Porque antes del cigarro, del café, de cualquier cosa… le doy al play.
A veces Spotify.
A veces vinilo.
Pero siempre música. Siempre alma.
Hoy amanecí con hambre de directo. De energía sin pulir.
Live in Siracusa, Prince.
Una delicia: Purple Rain, versión extendida. 18 minutos y 54 segundos de gloria eléctrica.
No es larga.
Es precisa.
Que son cosas distintas.
Es persuasión hecha canción. Con su momento de introspección, de revelación, de clímax.
Sientes la anticipación en cada corchea. La comunión entre público y artista. El credo compartido de una tribu que lo profesa con fe ciega
El mismo fuego sagrado que arde cuando algo es tan honesto, tan puro, que no necesita filtro.
Purple Rain en Siracusa no es un concierto.
Es un ritual.
Cada segundo es un latido que no se repite.
Cada nota, una grieta que deja entrar la luz.
Cada gemido, una verdad sin autocensura.
Prince, Live in Syracuse. Créditos de la imagen: Nancy Bundt.
Y eso me hizo pensar en lo que estamos creando.
En lo que entregamos cuando pulsamos “publicar” o “compartir” como si fuera un simple gesto.
Cuando en realidad debería ser una consagración.

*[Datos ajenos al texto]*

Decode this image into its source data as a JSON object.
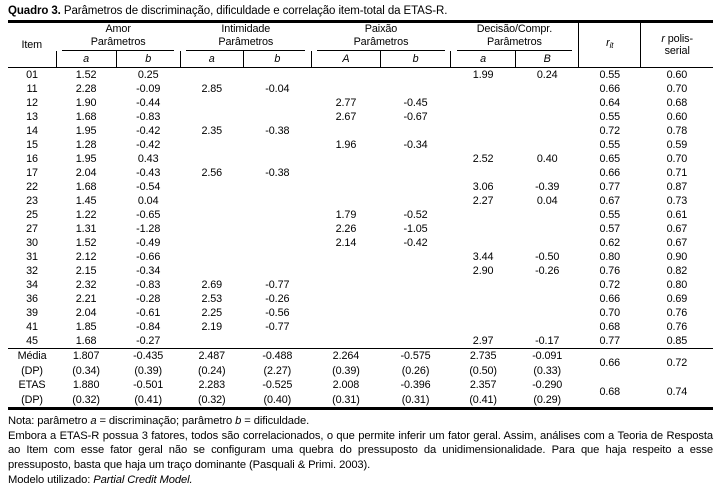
{
  "title": {
    "label": "Quadro 3.",
    "text": " Parâmetros de discriminação, dificuldade e correlação item-total da ETAS-R."
  },
  "header": {
    "item": "Item",
    "groups": [
      {
        "name": "Amor",
        "sub": "Parâmetros",
        "cols": [
          "a",
          "b"
        ]
      },
      {
        "name": "Intimidade",
        "sub": "Parâmetros",
        "cols": [
          "a",
          "b"
        ]
      },
      {
        "name": "Paixão",
        "sub": "Parâmetros",
        "cols": [
          "A",
          "b"
        ]
      },
      {
        "name": "Decisão/Compr.",
        "sub": "Parâmetros",
        "cols": [
          "a",
          "B"
        ]
      }
    ],
    "rit": {
      "r": "r",
      "sub": "it"
    },
    "rpolis": {
      "r": "r",
      "rest": " polis-",
      "line2": "serial"
    }
  },
  "table": {
    "rows": [
      [
        "01",
        "1.52",
        "0.25",
        "",
        "",
        "",
        "",
        "1.99",
        "0.24",
        "0.55",
        "0.60"
      ],
      [
        "11",
        "2.28",
        "-0.09",
        "2.85",
        "-0.04",
        "",
        "",
        "",
        "",
        "0.66",
        "0.70"
      ],
      [
        "12",
        "1.90",
        "-0.44",
        "",
        "",
        "2.77",
        "-0.45",
        "",
        "",
        "0.64",
        "0.68"
      ],
      [
        "13",
        "1.68",
        "-0.83",
        "",
        "",
        "2.67",
        "-0.67",
        "",
        "",
        "0.55",
        "0.60"
      ],
      [
        "14",
        "1.95",
        "-0.42",
        "2.35",
        "-0.38",
        "",
        "",
        "",
        "",
        "0.72",
        "0.78"
      ],
      [
        "15",
        "1.28",
        "-0.42",
        "",
        "",
        "1.96",
        "-0.34",
        "",
        "",
        "0.55",
        "0.59"
      ],
      [
        "16",
        "1.95",
        "0.43",
        "",
        "",
        "",
        "",
        "2.52",
        "0.40",
        "0.65",
        "0.70"
      ],
      [
        "17",
        "2.04",
        "-0.43",
        "2.56",
        "-0.38",
        "",
        "",
        "",
        "",
        "0.66",
        "0.71"
      ],
      [
        "22",
        "1.68",
        "-0.54",
        "",
        "",
        "",
        "",
        "3.06",
        "-0.39",
        "0.77",
        "0.87"
      ],
      [
        "23",
        "1.45",
        "0.04",
        "",
        "",
        "",
        "",
        "2.27",
        "0.04",
        "0.67",
        "0.73"
      ],
      [
        "25",
        "1.22",
        "-0.65",
        "",
        "",
        "1.79",
        "-0.52",
        "",
        "",
        "0.55",
        "0.61"
      ],
      [
        "27",
        "1.31",
        "-1.28",
        "",
        "",
        "2.26",
        "-1.05",
        "",
        "",
        "0.57",
        "0.67"
      ],
      [
        "30",
        "1.52",
        "-0.49",
        "",
        "",
        "2.14",
        "-0.42",
        "",
        "",
        "0.62",
        "0.67"
      ],
      [
        "31",
        "2.12",
        "-0.66",
        "",
        "",
        "",
        "",
        "3.44",
        "-0.50",
        "0.80",
        "0.90"
      ],
      [
        "32",
        "2.15",
        "-0.34",
        "",
        "",
        "",
        "",
        "2.90",
        "-0.26",
        "0.76",
        "0.82"
      ],
      [
        "34",
        "2.32",
        "-0.83",
        "2.69",
        "-0.77",
        "",
        "",
        "",
        "",
        "0.72",
        "0.80"
      ],
      [
        "36",
        "2.21",
        "-0.28",
        "2.53",
        "-0.26",
        "",
        "",
        "",
        "",
        "0.66",
        "0.69"
      ],
      [
        "39",
        "2.04",
        "-0.61",
        "2.25",
        "-0.56",
        "",
        "",
        "",
        "",
        "0.70",
        "0.76"
      ],
      [
        "41",
        "1.85",
        "-0.84",
        "2.19",
        "-0.77",
        "",
        "",
        "",
        "",
        "0.68",
        "0.76"
      ],
      [
        "45",
        "1.68",
        "-0.27",
        "",
        "",
        "",
        "",
        "2.97",
        "-0.17",
        "0.77",
        "0.85"
      ]
    ],
    "summary": [
      {
        "cells": [
          "Média",
          "1.807",
          "-0.435",
          "2.487",
          "-0.488",
          "2.264",
          "-0.575",
          "2.735",
          "-0.091"
        ],
        "rit": "0.66",
        "rpolis": "0.72"
      },
      {
        "cells": [
          "(DP)",
          "(0.34)",
          "(0.39)",
          "(0.24)",
          "(2.27)",
          "(0.39)",
          "(0.26)",
          "(0.50)",
          "(0.33)"
        ]
      },
      {
        "cells": [
          "ETAS",
          "1.880",
          "-0.501",
          "2.283",
          "-0.525",
          "2.008",
          "-0.396",
          "2.357",
          "-0.290"
        ],
        "rit": "0.68",
        "rpolis": "0.74"
      },
      {
        "cells": [
          "(DP)",
          "(0.32)",
          "(0.41)",
          "(0.32)",
          "(0.40)",
          "(0.31)",
          "(0.31)",
          "(0.41)",
          "(0.29)"
        ]
      }
    ]
  },
  "notes": {
    "line1": [
      {
        "t": "Nota: parâmetro "
      },
      {
        "t": "a",
        "i": true
      },
      {
        "t": " = discriminação; parâmetro "
      },
      {
        "t": "b",
        "i": true
      },
      {
        "t": " = dificuldade."
      }
    ],
    "paragraph": "Embora a ETAS-R possua 3 fatores, todos são correlacionados, o que permite inferir um fator geral. Assim, análises com a Teoria de Resposta ao Item com esse fator geral não se configuram uma quebra do pressuposto da unidimensionalidade. Para que haja respeito a esse pressuposto, basta que haja um traço dominante (Pasquali & Primi. 2003).",
    "line3": [
      {
        "t": "Modelo utilizado: "
      },
      {
        "t": "Partial Credit Model.",
        "i": true
      }
    ]
  }
}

Hoy no vengo a hablarte de branding, ni de copy, ni de algoritmo.
Vengo a preguntarte esto:
¿Qué estás dejando en escena?
¿Lo justo para que te escuchen, o lo suficiente para que no te olviden?
Porque lo real no siempre se entiende rápido.
Ni se aplaude al primer acorde.
Pero deja eco. Deja poso.
Yo ya no quiero likes.
Quiero liturgias.
Verdades que duren 18 minutos y 54 segundos.
O toda una vida.
La próxima vez que alguien te diga que “es demasiado largo”, pregúntale si ha sentido la punzada de lo real.
Porque lo real no se optimiza.
Se sostiene. Se enciende. Se vibra.
Como esa lluvia púrpura, que no moja, pero cala.